此时车车正趴在地上,眼睛一直看着宋鹤清。
时间慢慢过去。阳光从门口斜照进来,在地面上移动。
临近中午时,坝子外突然传来急促的脚步声。
“宋医生!宋医生!”李国富焦急慌乱的声音传来。
宋鹤清正坐在堂屋的长凳上休息,听到声音下意识紧张起来,问:“怎么了?”
李国富冲进堂屋,背上还背着个人。那人软软地趴在他背上,头垂着,似乎毫无知觉。
“我在山上发现有个人躺在地上!昏迷了,身体冰凉,还没死,但快了!宋医生,你快看看还有救吗?”李国富着急忙慌地说。
宋鹤清心里一紧。
他现在根本看不到那个人的状态如何,但听到李国富的描述,肯定情况非常不乐观。说:“放下来,我把一下脉。”
李国富立刻把背上的人放在地上。那人实在长得太高大,放在地上时发出一声闷响。
宋鹤清伸出手:“李大哥,麻烦扶我过去,我现在完全看不见了。”
“啊?!”李国富惊了。他看着宋鹤清那双漂亮的眼睛,眼神的确很空洞,没有聚焦。
宋鹤清:“但不影响我治病救人。快!”
李国富还是很震惊,但现在救命要紧,赶紧过来扶着宋鹤清过去。
宋鹤清的脚踢到了地上那个人,他蹲下:“把他的手给我。”
李国富依言照做。
宋鹤清的手碰到那人的皮肤。
冰凉的。
还有擦伤。
但这手腕的骨骼形状和大小……
宋鹤清脑中闪过盛灼的身影,心里猛地一颤。但他随即又觉得不可能。绝不可能。
盛灼现在还在国外旅游,怎么可能倒在山上。
他现在无暇多想,立刻将三指搭在脉上,凝神细辩。
堂屋十分安静。
李国富大气都不敢喘,生怕影响了宋鹤清。
宋鹤清感受到对方的脉象很弱,很沉,几乎摸不到。但还在跳,一下,一下,像风中残烛。
“脉象很差,但还活着。这个人肝气郁结,脾有点虚,思虑太多,精神压力大,脏腑气血失衡,看来也是一个有心病的人,”宋鹤清开口,“拿个东西垫着,让他躺好。”
李国富赶紧拿来草席铺在地上,把人挪上去。
就在这时,车车突然叫了起来。
它盯着地上躺着的人,全身的毛炸开,背弓起来,喉咙里发出充满敌意的咆哮。
它见过这人,这人之前来家里发疯过,把主人吓哭过,这是个坏人!
它不停地冲那人狂吠,龇着牙,前爪焦躁地刨地。

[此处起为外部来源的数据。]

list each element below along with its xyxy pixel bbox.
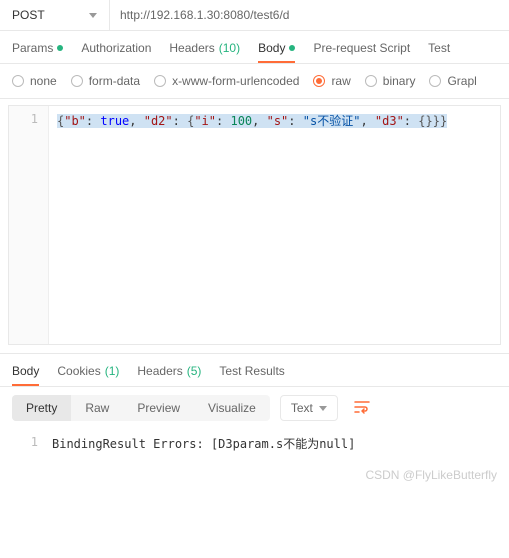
request-tabs: Params Authorization Headers (10) Body P… bbox=[0, 31, 509, 64]
tab-body[interactable]: Body bbox=[258, 41, 295, 63]
chevron-down-icon bbox=[89, 13, 97, 18]
view-raw-button[interactable]: Raw bbox=[71, 395, 123, 421]
view-mode-segment: Pretty Raw Preview Visualize bbox=[12, 395, 270, 421]
response-tabs: Body Cookies (1) Headers (5) Test Result… bbox=[0, 354, 509, 387]
resp-tab-cookies-count: (1) bbox=[105, 364, 120, 378]
view-visualize-button[interactable]: Visualize bbox=[194, 395, 270, 421]
request-top-bar: POST bbox=[0, 0, 509, 31]
tab-tests-label: Test bbox=[428, 41, 450, 55]
line-gutter: 1 bbox=[9, 106, 49, 344]
response-body: 1 BindingResult Errors: [D3param.s不能为nul… bbox=[0, 429, 509, 466]
tab-headers-label: Headers bbox=[169, 41, 214, 55]
tab-authorization-label: Authorization bbox=[81, 41, 151, 55]
radio-icon bbox=[365, 75, 377, 87]
watermark-text: CSDN @FlyLikeButterfly bbox=[0, 466, 509, 488]
resp-tab-headers[interactable]: Headers (5) bbox=[137, 364, 201, 386]
tab-tests[interactable]: Test bbox=[428, 41, 450, 63]
wrap-lines-button[interactable] bbox=[348, 396, 376, 421]
radio-urlencoded[interactable]: x-www-form-urlencoded bbox=[154, 74, 299, 88]
resp-tab-cookies-label: Cookies bbox=[57, 364, 100, 378]
view-preview-button[interactable]: Preview bbox=[123, 395, 194, 421]
code-content[interactable]: {"b": true, "d2": {"i": 100, "s": "s不验证"… bbox=[49, 106, 500, 344]
resp-tab-headers-count: (5) bbox=[187, 364, 202, 378]
tab-body-label: Body bbox=[258, 41, 285, 55]
view-pretty-button[interactable]: Pretty bbox=[12, 395, 71, 421]
resp-tab-test-results-label: Test Results bbox=[219, 364, 284, 378]
tab-headers-count: (10) bbox=[219, 41, 240, 55]
radio-icon bbox=[71, 75, 83, 87]
radio-graphql[interactable]: Grapl bbox=[429, 74, 476, 88]
response-type-select[interactable]: Text bbox=[280, 395, 338, 421]
tab-authorization[interactable]: Authorization bbox=[81, 41, 151, 63]
line-gutter: 1 bbox=[8, 433, 48, 454]
response-type-label: Text bbox=[291, 401, 313, 415]
status-dot-icon bbox=[57, 45, 63, 51]
radio-icon bbox=[154, 75, 166, 87]
resp-tab-test-results[interactable]: Test Results bbox=[219, 364, 284, 386]
resp-tab-body-label: Body bbox=[12, 364, 39, 378]
radio-none[interactable]: none bbox=[12, 74, 57, 88]
radio-binary[interactable]: binary bbox=[365, 74, 416, 88]
radio-binary-label: binary bbox=[383, 74, 416, 88]
tab-params-label: Params bbox=[12, 41, 53, 55]
radio-raw-label: raw bbox=[331, 74, 350, 88]
resp-tab-headers-label: Headers bbox=[137, 364, 182, 378]
radio-icon bbox=[429, 75, 441, 87]
status-dot-icon bbox=[289, 45, 295, 51]
tab-prerequest-label: Pre-request Script bbox=[313, 41, 410, 55]
radio-form-data[interactable]: form-data bbox=[71, 74, 140, 88]
body-type-radios: none form-data x-www-form-urlencoded raw… bbox=[0, 64, 509, 99]
radio-urlencoded-label: x-www-form-urlencoded bbox=[172, 74, 299, 88]
radio-form-data-label: form-data bbox=[89, 74, 140, 88]
resp-tab-body[interactable]: Body bbox=[12, 364, 39, 386]
line-number: 1 bbox=[31, 435, 38, 449]
http-method-select[interactable]: POST bbox=[0, 0, 110, 30]
chevron-down-icon bbox=[319, 406, 327, 411]
tab-params[interactable]: Params bbox=[12, 41, 63, 63]
radio-icon bbox=[12, 75, 24, 87]
radio-raw[interactable]: raw bbox=[313, 74, 350, 88]
response-toolbar: Pretty Raw Preview Visualize Text bbox=[0, 387, 509, 429]
request-body-editor[interactable]: 1 {"b": true, "d2": {"i": 100, "s": "s不验… bbox=[8, 105, 501, 345]
wrap-icon bbox=[354, 400, 370, 414]
radio-graphql-label: Grapl bbox=[447, 74, 476, 88]
response-text[interactable]: BindingResult Errors: [D3param.s不能为null] bbox=[48, 433, 501, 454]
line-number: 1 bbox=[31, 112, 38, 126]
radio-none-label: none bbox=[30, 74, 57, 88]
tab-headers[interactable]: Headers (10) bbox=[169, 41, 240, 63]
http-method-label: POST bbox=[12, 8, 89, 22]
url-input[interactable] bbox=[110, 0, 509, 30]
tab-prerequest[interactable]: Pre-request Script bbox=[313, 41, 410, 63]
resp-tab-cookies[interactable]: Cookies (1) bbox=[57, 364, 119, 386]
radio-icon bbox=[313, 75, 325, 87]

恨不得上前咬他几口。
“车车,”宋鹤清皱眉,“安静!”
车车急得团团转,看看宋鹤清,又看看地上那人,叫声又急又怒。
只恨自己不会说人话!
李国富也说:“别叫了!他不是坏人!”
车车不理他。突然冲过去用鼻子使劲拱宋鹤清的手,又去拱地上那人的脸,发出呜呜的声音,像在拼命提醒什么。
宋鹤清心里忽然起疑,车车平时很听话的,不会无缘无故这样,难道车车见过这个人?
他问李国富:“李大哥,这人……长什么样?”
李国富一愣,心想:治病还要看长相?
但既然是宋医生问的,肯定有他的理由。
李国富扫了一眼地上的人,这人脸上脏兮兮的,有泥土有血污,额头上破了道口子,血已经凝了。嘴唇苍白干裂,眼睛紧闭,鼻子很高挺,脸型……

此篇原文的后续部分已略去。